A New WE: Creativity and Possibility in the Age of AI — KEYNOTE
Vlad Glăveanu
Professor at the School of Psychology and Director of the DCU Centre for Possibility Studies at Dublin City University (IE). Professor at the Centre for the Science of Learning and Technology, University of Bergen. Founder and president of the Possibility Studies Network (PSN)
23 October 2025, 11:15, Sala Cinema UNATC (75-77 Matei Voievod Street)
A New WE: Creativity and Possibility in the Age of AI
Debates about AI and art often ask whether machines can truly create. This focus risks obscuring a more profound shift. We are entering a new paradigm of creativity – what I call a new WE – in which human imagination, artificial systems, and cultural communities are entangled in novel ways. In this paradigm, creativity is less than ever before about solitary invention and much more about negotiating fields of possibility that are reshaped by algorithms, datasets, and collective forms of imagination. AI becomes not an autonomous creator but a powerful mediator of what can be imagined, produced, and valued. Yet this new WE is not without pitfalls. It brings questions of authorship, agency, and cultural ownership into sharper relief. It risks narrowing rather than widening possibilities if left unexamined, reinforcing biases, privileging efficiency over meaning, and displacing artists rather than empowering them. This keynote argues that embracing the new WE requires both imagination and responsibility to ensure an inclusive, ethical, and sustainable future for creativity.
Vlad Glăveanu, PhD, is Full Professor of Psychology in the School of Psychology and Director of the DCU Centre for Possibility Studies at Dublin City University, and Professor II at the Centre for the Science of Learning and Technology, University of Bergen. He is the founder and president of the Possibility Studies Network (PSN). His work focuses on creativity, imagination, culture, collaboration, wonder, possibility, and societal challenges.
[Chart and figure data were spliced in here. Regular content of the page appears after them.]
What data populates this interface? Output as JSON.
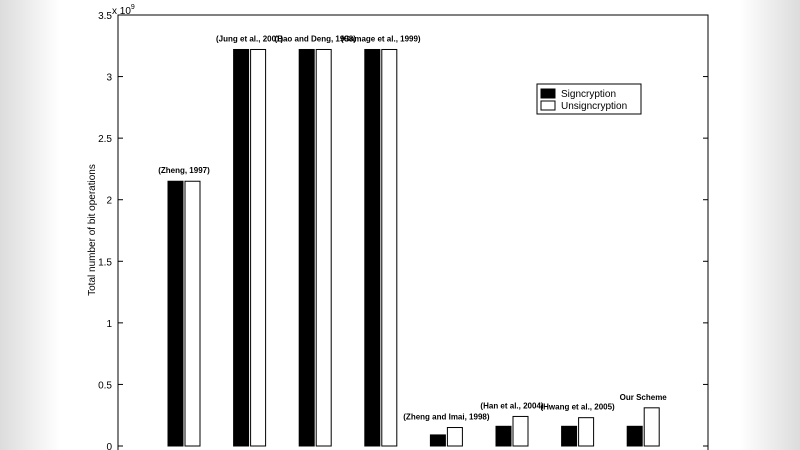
{
  "chart_data": {
    "type": "bar",
    "ylabel": "Total number of bit operations",
    "exponent_label": "x 10",
    "exponent_power": "9",
    "ylim": [
      0,
      3.5
    ],
    "yticks": [
      0,
      0.5,
      1,
      1.5,
      2,
      2.5,
      3,
      3.5
    ],
    "ytick_labels": [
      "0",
      "0.5",
      "1",
      "1.5",
      "2",
      "2.5",
      "3",
      "3.5"
    ],
    "grid": false,
    "legend_position": "top-right",
    "categories": [
      "(Zheng, 1997)",
      "(Jung et al., 2001)",
      "(Bao and Deng, 1998)",
      "(Gamage et al., 1999)",
      "(Zheng and Imai, 1998)",
      "(Han et al., 2004)",
      "(Hwang et al., 2005)",
      "Our Scheme"
    ],
    "series": [
      {
        "name": "Signcryption",
        "color": "#000000",
        "values": [
          2.15,
          3.22,
          3.22,
          3.22,
          0.09,
          0.16,
          0.16,
          0.16
        ]
      },
      {
        "name": "Unsigncryption",
        "color": "#ffffff",
        "values": [
          2.15,
          3.22,
          3.22,
          3.22,
          0.15,
          0.24,
          0.23,
          0.31
        ]
      }
    ]
  }
}
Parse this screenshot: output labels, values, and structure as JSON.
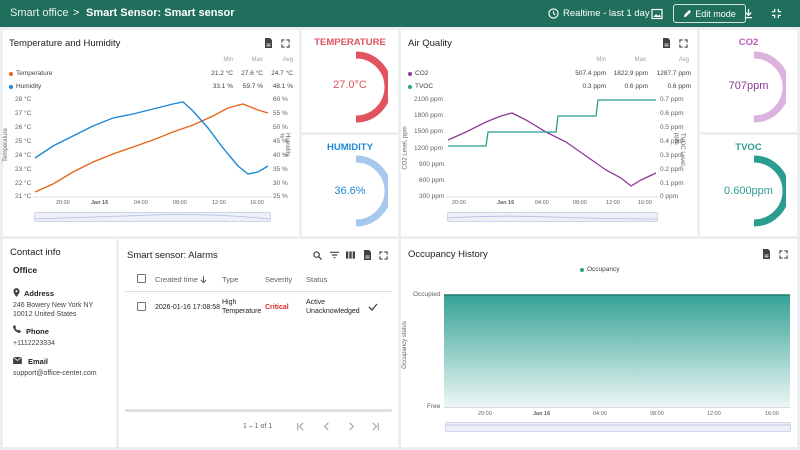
{
  "topbar": {
    "root": "Smart office",
    "separator": ">",
    "current": "Smart Sensor: Smart sensor",
    "timewindow": "Realtime - last 1 day",
    "edit_mode": "Edit mode"
  },
  "temp_hum": {
    "title": "Temperature and Humidity",
    "col_min": "Min",
    "col_max": "Max",
    "col_avg": "Avg",
    "series": [
      {
        "name": "Temperature",
        "color": "#e8651a",
        "min": "21.2 °C",
        "max": "27.6 °C",
        "avg": "24.7 °C"
      },
      {
        "name": "Humidity",
        "color": "#1e88d6",
        "min": "33.1 %",
        "max": "59.7 %",
        "avg": "48.1 %"
      }
    ],
    "yleft": [
      "28 °C",
      "27 °C",
      "26 °C",
      "25 °C",
      "24 °C",
      "23 °C",
      "22 °C",
      "21 °C"
    ],
    "yright": [
      "60 %",
      "55 %",
      "50 %",
      "45 %",
      "40 %",
      "35 %",
      "30 %",
      "25 %"
    ],
    "yleft_label": "Temperature",
    "yright_label": "Humidity, %",
    "xticks": [
      "20:00",
      "Jan 16",
      "04:00",
      "08:00",
      "12:00",
      "16:00"
    ]
  },
  "chart_data": [
    {
      "type": "line",
      "title": "Temperature and Humidity",
      "x": [
        "17:00",
        "08:00",
        "13:00",
        "16:30"
      ],
      "series": [
        {
          "name": "Temperature",
          "unit": "°C",
          "values": [
            21.2,
            25.0,
            27.6,
            27.0
          ]
        },
        {
          "name": "Humidity",
          "unit": "%",
          "values": [
            39.5,
            59.7,
            33.1,
            36.0
          ]
        }
      ],
      "ylim_left": [
        21,
        28
      ],
      "ylim_right": [
        25,
        60
      ]
    },
    {
      "type": "line",
      "title": "Air Quality",
      "x": [
        "17:00",
        "04:00",
        "10:00",
        "14:00",
        "17:00"
      ],
      "series": [
        {
          "name": "CO2",
          "unit": "ppm",
          "values": [
            1300,
            1822.9,
            1100,
            507.4,
            700
          ]
        },
        {
          "name": "TVOC",
          "unit": "ppm",
          "values": [
            0.3,
            0.4,
            0.5,
            0.6,
            0.6
          ]
        }
      ],
      "ylim_left": [
        300,
        2100
      ],
      "ylim_right": [
        0,
        0.7
      ]
    },
    {
      "type": "area",
      "title": "Occupancy History",
      "series": [
        {
          "name": "Occupancy",
          "values": [
            1,
            1,
            1,
            1,
            1
          ]
        }
      ],
      "x": [
        "17:00",
        "20:00",
        "Jan 16",
        "04:00",
        "16:00"
      ],
      "yticks": [
        "Free",
        "Occupied"
      ],
      "ylabel": "Occupancy status"
    }
  ],
  "temperature_gauge": {
    "title": "TEMPERATURE",
    "value": "27.0°C",
    "color": "#e0535f",
    "level": 0.7
  },
  "humidity_gauge": {
    "title": "HUMIDITY",
    "value": "36.6%",
    "color": "#1e88d6",
    "level": 0.37
  },
  "air": {
    "title": "Air Quality",
    "col_min": "Min",
    "col_max": "Max",
    "col_avg": "Avg",
    "series": [
      {
        "name": "CO2",
        "color": "#8e3a96",
        "min": "507.4 ppm",
        "max": "1822.9 ppm",
        "avg": "1287.7 ppm"
      },
      {
        "name": "TVOC",
        "color": "#2a9d8f",
        "min": "0.3 ppm",
        "max": "0.6 ppm",
        "avg": "0.6 ppm"
      }
    ],
    "yleft": [
      "2100 ppm",
      "1800 ppm",
      "1500 ppm",
      "1200 ppm",
      "900 ppm",
      "600 ppm",
      "300 ppm"
    ],
    "yright": [
      "0.7 ppm",
      "0.6 ppm",
      "0.5 ppm",
      "0.4 ppm",
      "0.3 ppm",
      "0.2 ppm",
      "0.1 ppm",
      "0 ppm"
    ],
    "yleft_label": "CO2 Level, ppm",
    "yright_label": "TVOC Level, ppm",
    "xticks": [
      "20:00",
      "Jan 16",
      "04:00",
      "08:00",
      "12:00",
      "16:00"
    ]
  },
  "co2_gauge": {
    "title": "CO2",
    "value": "707ppm",
    "color": "#c77dcc",
    "level": 0.35
  },
  "tvoc_gauge": {
    "title": "TVOC",
    "value": "0.600ppm",
    "color": "#2a9d8f",
    "level": 0.75
  },
  "contact": {
    "title": "Contact info",
    "name": "Office",
    "address_label": "Address",
    "address_line1": "246 Bowery New York NY",
    "address_line2": "10012 United States",
    "phone_label": "Phone",
    "phone": "+1112223334",
    "email_label": "Email",
    "email": "support@office-center.com"
  },
  "alarms": {
    "title": "Smart sensor: Alarms",
    "col_created": "Created time",
    "col_type": "Type",
    "col_severity": "Severity",
    "col_status": "Status",
    "row": {
      "created": "2026-01-16 17:08:58",
      "type_line1": "High",
      "type_line2": "Temperature",
      "severity": "Critical",
      "status_line1": "Active",
      "status_line2": "Unacknowledged"
    },
    "pagination": "1 – 1 of 1"
  },
  "occupancy": {
    "title": "Occupancy History",
    "legend": "Occupancy",
    "color": "#2a9d8f",
    "y_top": "Occupied",
    "y_bottom": "Free",
    "ylabel": "Occupancy status",
    "xticks": [
      "20:00",
      "Jan 16",
      "04:00",
      "08:00",
      "12:00",
      "16:00"
    ]
  }
}
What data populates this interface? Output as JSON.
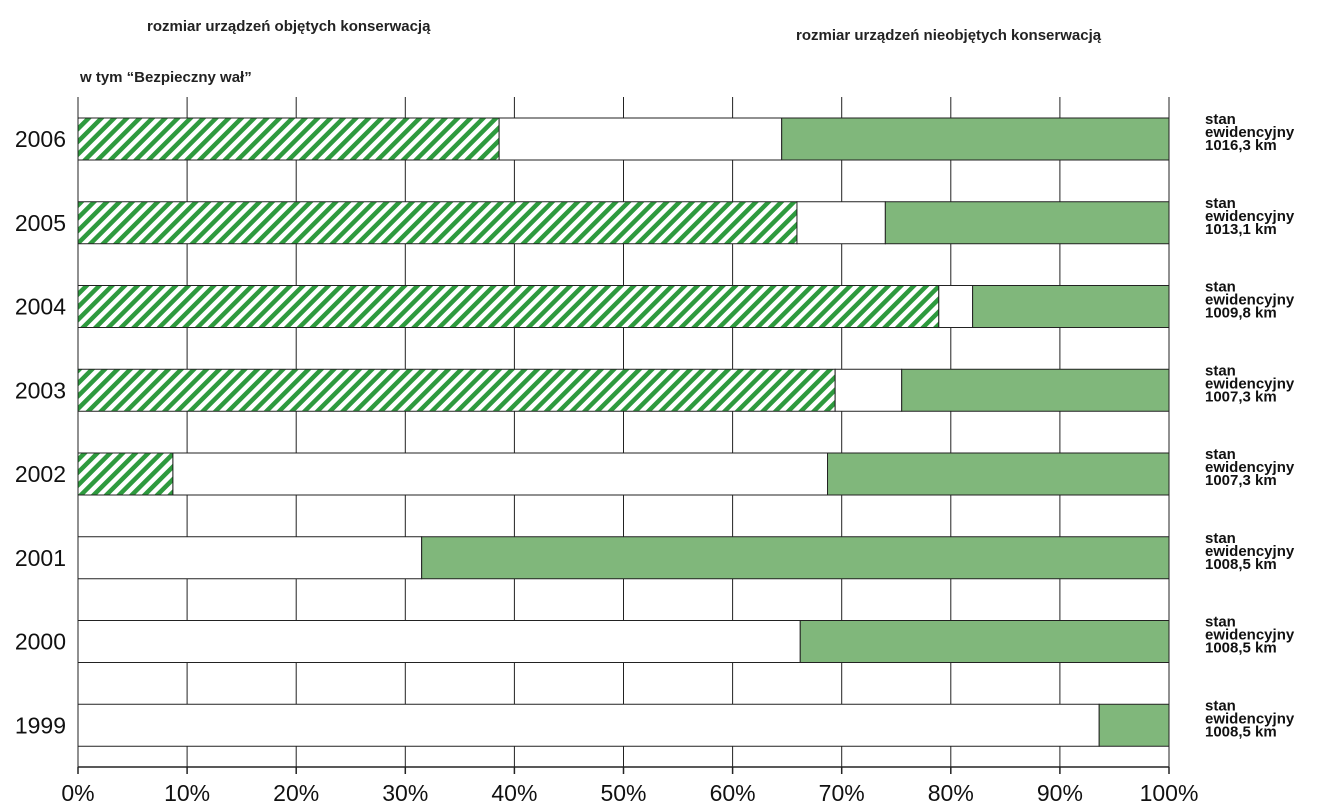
{
  "header": {
    "left_title": "rozmiar urządzeń objętych konserwacją",
    "right_title": "rozmiar urządzeń nieobjętych konserwacją",
    "sub_title": "w tym “Bezpieczny wał”"
  },
  "colors": {
    "hatch_green": "#2e9a3e",
    "not_maintained": "#80b77b",
    "maintained": "#ffffff",
    "outline": "#222222",
    "grid": "#222222"
  },
  "chart_data": {
    "type": "bar",
    "orientation": "horizontal",
    "stacked": true,
    "categories": [
      "2006",
      "2005",
      "2004",
      "2003",
      "2002",
      "2001",
      "2000",
      "1999"
    ],
    "x_tick_labels": [
      "0%",
      "10%",
      "20%",
      "30%",
      "40%",
      "50%",
      "60%",
      "70%",
      "80%",
      "90%",
      "100%"
    ],
    "xlim": [
      0,
      100
    ],
    "grid": true,
    "series": [
      {
        "name": "w tym “Bezpieczny wał”",
        "pattern": "hatched",
        "values": [
          38.6,
          65.9,
          78.9,
          69.4,
          8.7,
          0,
          0,
          0
        ]
      },
      {
        "name": "rozmiar urządzeń objętych konserwacją",
        "pattern": "white",
        "values": [
          25.9,
          8.1,
          3.1,
          6.1,
          60.0,
          31.5,
          66.2,
          93.6
        ]
      },
      {
        "name": "rozmiar urządzeń nieobjętych konserwacją",
        "pattern": "solid-green",
        "values": [
          35.5,
          26.0,
          18.0,
          24.5,
          31.3,
          68.5,
          33.8,
          6.4
        ]
      }
    ],
    "annotations": [
      {
        "line1": "stan",
        "line2": "ewidencyjny",
        "line3": "1016,3 km"
      },
      {
        "line1": "stan",
        "line2": "ewidencyjny",
        "line3": "1013,1 km"
      },
      {
        "line1": "stan",
        "line2": "ewidencyjny",
        "line3": "1009,8 km"
      },
      {
        "line1": "stan",
        "line2": "ewidencyjny",
        "line3": "1007,3 km"
      },
      {
        "line1": "stan",
        "line2": "ewidencyjny",
        "line3": "1007,3 km"
      },
      {
        "line1": "stan",
        "line2": "ewidencyjny",
        "line3": "1008,5 km"
      },
      {
        "line1": "stan",
        "line2": "ewidencyjny",
        "line3": "1008,5 km"
      },
      {
        "line1": "stan",
        "line2": "ewidencyjny",
        "line3": "1008,5 km"
      }
    ]
  }
}
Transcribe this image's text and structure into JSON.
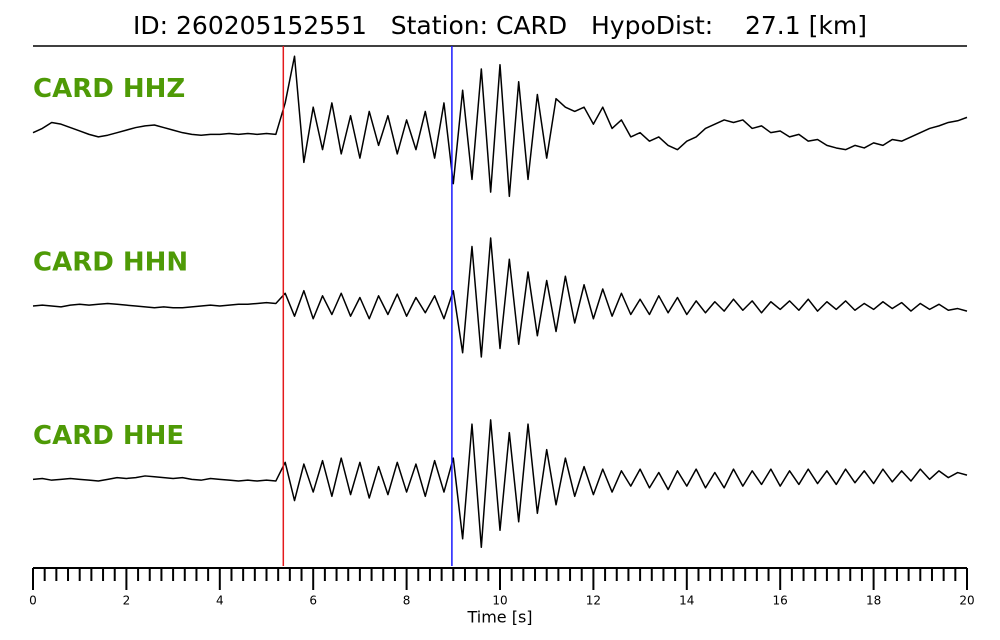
{
  "chart_data": {
    "type": "line",
    "title": "ID: 260205152551   Station: CARD   HypoDist:    27.1 [km]",
    "xlabel": "Time [s]",
    "xlim": [
      0,
      20
    ],
    "xticks": [
      0,
      2,
      4,
      6,
      8,
      10,
      12,
      14,
      16,
      18,
      20
    ],
    "xminorticks": [
      0.25,
      0.5,
      0.75,
      1,
      1.25,
      1.5,
      1.75,
      2.25,
      2.5,
      2.75,
      3,
      3.25,
      3.5,
      3.75,
      4.25,
      4.5,
      4.75,
      5,
      5.25,
      5.5,
      5.75,
      6.25,
      6.5,
      6.75,
      7,
      7.25,
      7.5,
      7.75,
      8.25,
      8.5,
      8.75,
      9,
      9.25,
      9.5,
      9.75,
      10.25,
      10.5,
      10.75,
      11,
      11.25,
      11.5,
      11.75,
      12.25,
      12.5,
      12.75,
      13,
      13.25,
      13.5,
      13.75,
      14.25,
      14.5,
      14.75,
      15,
      15.25,
      15.5,
      15.75,
      16.25,
      16.5,
      16.75,
      17,
      17.25,
      17.5,
      17.75,
      18.25,
      18.5,
      18.75,
      19,
      19.25,
      19.5,
      19.75
    ],
    "ylim": [
      -1,
      1
    ],
    "label_color": "#4e9a06",
    "x": [
      0,
      0.2,
      0.4,
      0.6,
      0.8,
      1,
      1.2,
      1.4,
      1.6,
      1.8,
      2,
      2.2,
      2.4,
      2.6,
      2.8,
      3,
      3.2,
      3.4,
      3.6,
      3.8,
      4,
      4.2,
      4.4,
      4.6,
      4.8,
      5,
      5.2,
      5.4,
      5.6,
      5.8,
      6,
      6.2,
      6.4,
      6.6,
      6.8,
      7,
      7.2,
      7.4,
      7.6,
      7.8,
      8,
      8.2,
      8.4,
      8.6,
      8.8,
      9,
      9.2,
      9.4,
      9.6,
      9.8,
      10,
      10.2,
      10.4,
      10.6,
      10.8,
      11,
      11.2,
      11.4,
      11.6,
      11.8,
      12,
      12.2,
      12.4,
      12.6,
      12.8,
      13,
      13.2,
      13.4,
      13.6,
      13.8,
      14,
      14.2,
      14.4,
      14.6,
      14.8,
      15,
      15.2,
      15.4,
      15.6,
      15.8,
      16,
      16.2,
      16.4,
      16.6,
      16.8,
      17,
      17.2,
      17.4,
      17.6,
      17.8,
      18,
      18.2,
      18.4,
      18.6,
      18.8,
      19,
      19.2,
      19.4,
      19.6,
      19.8,
      20
    ],
    "series": [
      {
        "name": "CARD HHZ",
        "color": "#000000",
        "values": [
          0,
          0.05,
          0.12,
          0.1,
          0.06,
          0.02,
          -0.02,
          -0.05,
          -0.03,
          0,
          0.03,
          0.06,
          0.08,
          0.09,
          0.06,
          0.03,
          0,
          -0.02,
          -0.03,
          -0.02,
          -0.02,
          -0.01,
          -0.02,
          -0.01,
          -0.02,
          -0.01,
          -0.02,
          0.35,
          0.9,
          -0.35,
          0.3,
          -0.2,
          0.35,
          -0.25,
          0.2,
          -0.3,
          0.25,
          -0.15,
          0.2,
          -0.25,
          0.15,
          -0.2,
          0.25,
          -0.3,
          0.35,
          -0.6,
          0.5,
          -0.55,
          0.75,
          -0.7,
          0.8,
          -0.75,
          0.6,
          -0.55,
          0.45,
          -0.3,
          0.4,
          0.3,
          0.25,
          0.3,
          0.1,
          0.3,
          0.05,
          0.15,
          -0.05,
          0,
          -0.1,
          -0.05,
          -0.15,
          -0.2,
          -0.1,
          -0.05,
          0.05,
          0.1,
          0.15,
          0.12,
          0.15,
          0.05,
          0.08,
          0,
          0.02,
          -0.05,
          -0.02,
          -0.1,
          -0.08,
          -0.15,
          -0.18,
          -0.2,
          -0.15,
          -0.18,
          -0.12,
          -0.15,
          -0.08,
          -0.1,
          -0.05,
          0,
          0.05,
          0.08,
          0.12,
          0.14,
          0.18
        ]
      },
      {
        "name": "CARD HHN",
        "color": "#000000",
        "values": [
          0,
          0.01,
          0,
          -0.01,
          0.01,
          0.02,
          0.01,
          0.02,
          0.03,
          0.02,
          0.01,
          0,
          -0.01,
          -0.02,
          -0.01,
          -0.02,
          -0.02,
          -0.01,
          0,
          0.01,
          0,
          0.01,
          0.02,
          0.02,
          0.03,
          0.04,
          0.03,
          0.15,
          -0.12,
          0.18,
          -0.15,
          0.12,
          -0.1,
          0.15,
          -0.12,
          0.1,
          -0.15,
          0.12,
          -0.1,
          0.14,
          -0.12,
          0.1,
          -0.08,
          0.12,
          -0.15,
          0.18,
          -0.55,
          0.7,
          -0.6,
          0.8,
          -0.5,
          0.55,
          -0.45,
          0.4,
          -0.35,
          0.3,
          -0.3,
          0.35,
          -0.2,
          0.25,
          -0.15,
          0.2,
          -0.12,
          0.15,
          -0.1,
          0.08,
          -0.1,
          0.12,
          -0.08,
          0.1,
          -0.1,
          0.06,
          -0.08,
          0.05,
          -0.06,
          0.08,
          -0.05,
          0.06,
          -0.08,
          0.05,
          -0.04,
          0.06,
          -0.05,
          0.08,
          -0.06,
          0.05,
          -0.04,
          0.06,
          -0.05,
          0.03,
          -0.04,
          0.05,
          -0.03,
          0.04,
          -0.06,
          0.03,
          -0.04,
          0.02,
          -0.05,
          -0.03,
          -0.06
        ]
      },
      {
        "name": "CARD HHE",
        "color": "#000000",
        "values": [
          0,
          0.01,
          -0.01,
          0,
          0.01,
          0,
          -0.01,
          -0.02,
          0,
          0.02,
          0.01,
          0.02,
          0.04,
          0.03,
          0.02,
          0.01,
          0.02,
          0,
          -0.01,
          0.01,
          0,
          -0.01,
          -0.02,
          -0.01,
          -0.02,
          -0.01,
          -0.02,
          0.2,
          -0.25,
          0.18,
          -0.15,
          0.22,
          -0.2,
          0.25,
          -0.18,
          0.2,
          -0.22,
          0.15,
          -0.18,
          0.2,
          -0.15,
          0.18,
          -0.2,
          0.22,
          -0.15,
          0.25,
          -0.7,
          0.65,
          -0.8,
          0.7,
          -0.6,
          0.55,
          -0.5,
          0.65,
          -0.4,
          0.35,
          -0.3,
          0.25,
          -0.2,
          0.15,
          -0.18,
          0.12,
          -0.15,
          0.1,
          -0.08,
          0.12,
          -0.1,
          0.08,
          -0.12,
          0.1,
          -0.08,
          0.12,
          -0.1,
          0.08,
          -0.1,
          0.12,
          -0.08,
          0.1,
          -0.06,
          0.12,
          -0.08,
          0.1,
          -0.06,
          0.12,
          -0.05,
          0.1,
          -0.06,
          0.12,
          -0.04,
          0.1,
          -0.05,
          0.12,
          -0.03,
          0.1,
          -0.02,
          0.12,
          0,
          0.1,
          0.02,
          0.08,
          0.05
        ]
      }
    ],
    "markers": [
      {
        "x": 5.36,
        "color": "#e41a1c"
      },
      {
        "x": 8.97,
        "color": "#1a1aff"
      }
    ]
  }
}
He edited the Palgrave Handbook of Creativity and Culture (2016) and the Oxford Creativity Reader (2018), co-edited the Cambridge Handbook of Creativity Across Domains (2017) and the Oxford Handbook of Imagination and Culture (2017), authored The Possible: A Sociocultural Theory (Oxford University Press, 2020), Creativity: A Very Short Introduction (Oxford University Press, 2021), and Wonder: The Extraordinary Power of an Ordinary Experience (Bloomsbury, 2020), and authored or co-authored more than 200 articles and book chapters in these areas. He co-edits the book series Palgrave Studies in Creativity and Culture with Palgrave and the Cambridge Series on Possibility Studies with Cambridge University Press. He is editor of Europe’s Journal of Psychology (EJOP), an open-access peer-reviewed journal published by PsychOpen (Germany) as well as Possibility Studies and Society, launched by Sage in 2022. In 2018, he received the Berlyne Award from the APA Division 10 for outstanding early career contributions to the field of aesthetics, creativity, and the arts.
The keynote is part of the the second edition of the AI in Art Practices and Research international conference, organized by UNATC in Bucharest from 23–26 October 2025. The event explores the impact of AI on artistic creation and research, as well as its broader applications in society, such as accessibility, healthcare and well-being.